Bukowe Berdo, to połonina chętnie odwiedzana przez turystów z kulminacją szczytu o tej samej nazwie. Nie mogliśmy sobie przepuścić okazji i nie przejść całego upłazu. Ruszyliśmy z Pszczeliny-Widełki PKS.
Wiele osób utrzymuje, że jest regularne połączenie transportem publicznym pomiędzy Ustrzykami Górnymi a Widełkami. My dzisiaj albo zostaliśmy uświadomieni, że ze względu na obowiązujący stan epidemiczny połączenia zostały zredukowane, albo ktoś umiejętnie nas zmanipulował i pojechaliśmy prywatnym busem. Cena była niemal trzykrotnie wyższa, ale nie chcieliśmy ryzykować utraty czasu, przez co nasze plany mogłyby zakończyć się fiaskiem.

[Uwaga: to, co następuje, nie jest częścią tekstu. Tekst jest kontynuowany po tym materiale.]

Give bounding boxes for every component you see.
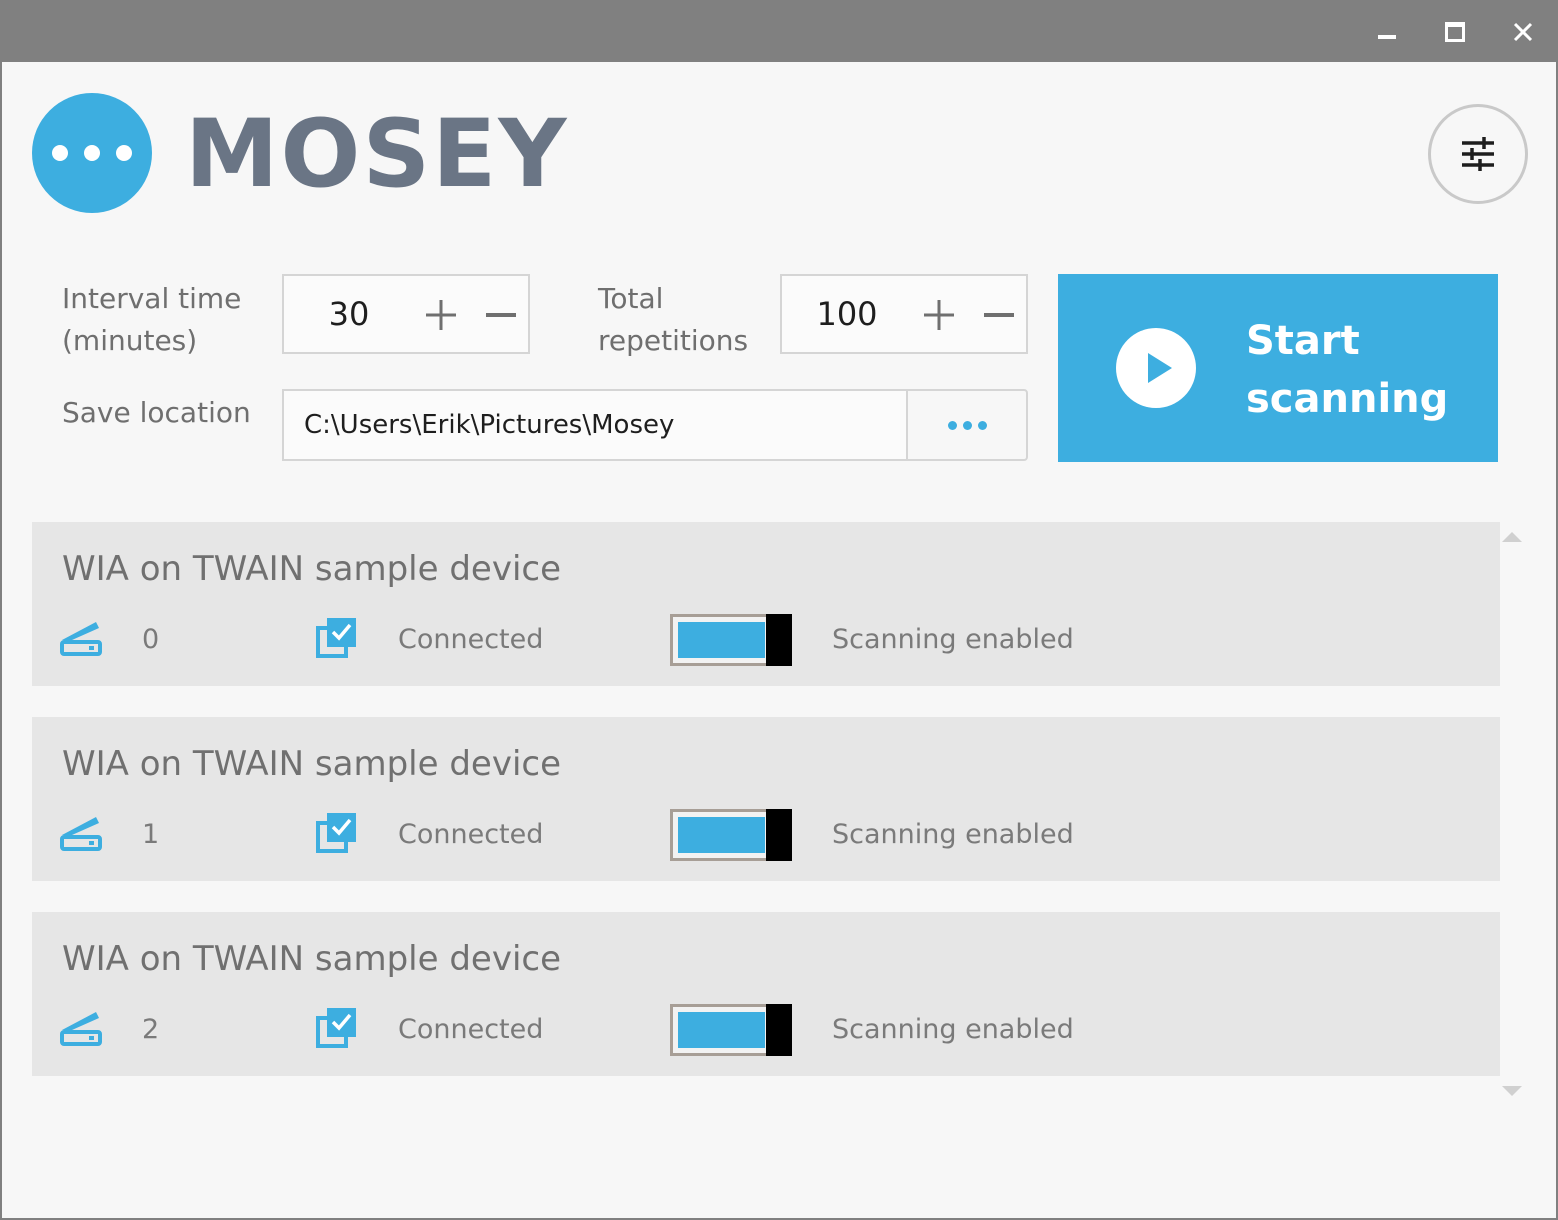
- close-icon: [1513, 22, 1533, 42]
- scanner-icon: [60, 622, 102, 656]
- repetitions-stepper[interactable]: 100: [780, 274, 1028, 354]
- toggle-knob[interactable]: [766, 809, 792, 861]
- app-title: MOSEY: [185, 100, 569, 209]
- device-name: WIA on TWAIN sample device: [62, 939, 562, 979]
- device-card: WIA on TWAIN sample device 0 Connected S…: [32, 522, 1500, 686]
- scanning-toggle[interactable]: [670, 1004, 792, 1056]
- device-name: WIA on TWAIN sample device: [62, 549, 562, 589]
- interval-value[interactable]: 30: [284, 276, 414, 352]
- connected-check-icon: [316, 813, 356, 853]
- scanner-icon: [60, 817, 102, 851]
- device-index: 1: [142, 819, 160, 850]
- repetitions-label: Total repetitions: [598, 282, 749, 357]
- connected-check-icon: [316, 1008, 356, 1048]
- device-index: 2: [142, 1014, 160, 1045]
- scroll-up-arrow-icon[interactable]: [1500, 530, 1524, 544]
- scanning-toggle[interactable]: [670, 809, 792, 861]
- connection-status: Connected: [398, 819, 544, 850]
- logo-dot: [84, 145, 100, 161]
- scanning-status: Scanning enabled: [832, 624, 1074, 655]
- interval-increment-button[interactable]: [418, 290, 464, 340]
- play-icon: [1116, 328, 1196, 408]
- connection-status: Connected: [398, 624, 544, 655]
- repetitions-increment-button[interactable]: [916, 290, 962, 340]
- toggle-knob[interactable]: [766, 1004, 792, 1056]
- logo-dot: [52, 145, 68, 161]
- device-name: WIA on TWAIN sample device: [62, 744, 562, 784]
- settings-button[interactable]: [1428, 104, 1528, 204]
- interval-stepper[interactable]: 30: [282, 274, 530, 354]
- save-location-field[interactable]: C:\Users\Erik\Pictures\Mosey: [282, 389, 906, 461]
- ellipsis-icon: [977, 420, 987, 430]
- toggle-knob[interactable]: [766, 614, 792, 666]
- save-location-label: Save location: [62, 396, 251, 429]
- play-triangle: [1148, 353, 1172, 383]
- sliders-icon: [1462, 137, 1494, 171]
- interval-label: Interval time (minutes): [62, 282, 242, 357]
- app-window: MOSEY Interval time (minutes) 30 Total r…: [2, 62, 1556, 1218]
- scanner-icon: [60, 1012, 102, 1046]
- minus-icon: [984, 313, 1014, 317]
- ellipsis-icon: [962, 420, 972, 430]
- repetitions-decrement-button[interactable]: [976, 290, 1022, 340]
- title-bar: [0, 0, 1558, 62]
- minus-icon: [486, 313, 516, 317]
- plus-icon: [426, 300, 456, 330]
- interval-decrement-button[interactable]: [478, 290, 524, 340]
- scanning-toggle[interactable]: [670, 614, 792, 666]
- minimize-icon: [1378, 35, 1396, 39]
- ellipsis-icon: [947, 420, 957, 430]
- toggle-fill: [678, 817, 765, 853]
- close-button[interactable]: [1498, 10, 1548, 54]
- repetitions-value[interactable]: 100: [782, 276, 912, 352]
- minimize-button[interactable]: [1362, 10, 1412, 54]
- toggle-fill: [678, 622, 765, 658]
- logo-dot: [116, 145, 132, 161]
- browse-button[interactable]: [906, 389, 1028, 461]
- maximize-button[interactable]: [1430, 10, 1480, 54]
- start-scanning-label: Start scanning: [1246, 318, 1449, 422]
- scanning-status: Scanning enabled: [832, 819, 1074, 850]
- scanning-status: Scanning enabled: [832, 1014, 1074, 1045]
- ellipsis-circle-icon: [32, 93, 152, 213]
- device-card: WIA on TWAIN sample device 1 Connected S…: [32, 717, 1500, 881]
- connected-check-icon: [316, 618, 356, 658]
- device-card: WIA on TWAIN sample device 2 Connected S…: [32, 912, 1500, 1076]
- plus-icon: [924, 300, 954, 330]
- connection-status: Connected: [398, 1014, 544, 1045]
- scroll-down-arrow-icon[interactable]: [1500, 1084, 1524, 1098]
- start-scanning-button[interactable]: Start scanning: [1058, 274, 1498, 462]
- maximize-icon: [1445, 22, 1465, 42]
- device-index: 0: [142, 624, 160, 655]
- toggle-fill: [678, 1012, 765, 1048]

Od bramki BdPN na Widełki PKS, ruszyliśmy przez rzekę, szeroką leśną drogą. Czyste niebo i świecące o 7:00 rano słońce niemal zapraszały na kolejny podbój Bieszczad. Nic nie wskazywało na to, że przed nami dzień przewrotny, obfitujący w zmiany pogody.
Niebieski szlak wyprowadzający na grań Bukowego Berda, w porównaniu do pozostałych połonin, jest najdłuższy i wynosi ponad 6km do górnej granicy lasu. Przez niemal 2h godziny podchodziliśmy w górę i w tym czasie z porywistym wiatrem nadciągnęły ciemne chmury. Wychodząc ponad granicę lasu, widoczność ograniczała się do 20m, a prędkość wiatru zrywała kaptury z głów. Dlatego postanowiliśmy zawrócić do chwilę wcześniej miniętej wiaty i poczekać jakieś 15-20 minut na zmianę pogody. To wystarczyło. Na połoninie widoczność wyraźnie się poprawiła, a podstawa chmur przesunęła się jakieś 400m wyżej. Niestety wiatr pozostał, ale pomimo że utrudniał wędrówkę, to nie stwarzał zagrożenia.
Dojście na szczyt przy halnym zajęło nam nieco ponad godzinę. Nie było to przyjemne doświadczenie, ale na samym szczycie mieliśmy sposobność zderzyć się z najmocniej wiejącym wiatrem w życiu, z jakim nie zderzyliśmy się nawet na Śnieżce. A tam jak wiadomo, prędkości potrafią być wysokie.
Żeby nie urwało nam głów, zeszliśmy z Bukowego Berda i mijając Krzemień, kierowaliśmy się w stronę Szerokiego Wierchu.
Minęliśmy Tarnicę zdobytą przed dwoma dniami i turystów, którzy utrzymują w sezonie wysoką frekwencję na najwyższym szczycie polskich Bieszczadów. Można by rzec, że przed dojmującym wiatrem, ratowaliśmy się szybką ucieczką do lasu, do którego stamtąd wiódł czerwony szlak.
Bukowe Berdo warto odwiedzić i przejść jego pasmo, ale na pewno lepiej to uczynić w bardziej sprzyjających warunkach, niż tych które nam się trafiły. Do naszych 6,5h wystarczy sobie dodać jeszcze czas na odpoczynek i zrobi się z tego fajna całodniowa wyprawa.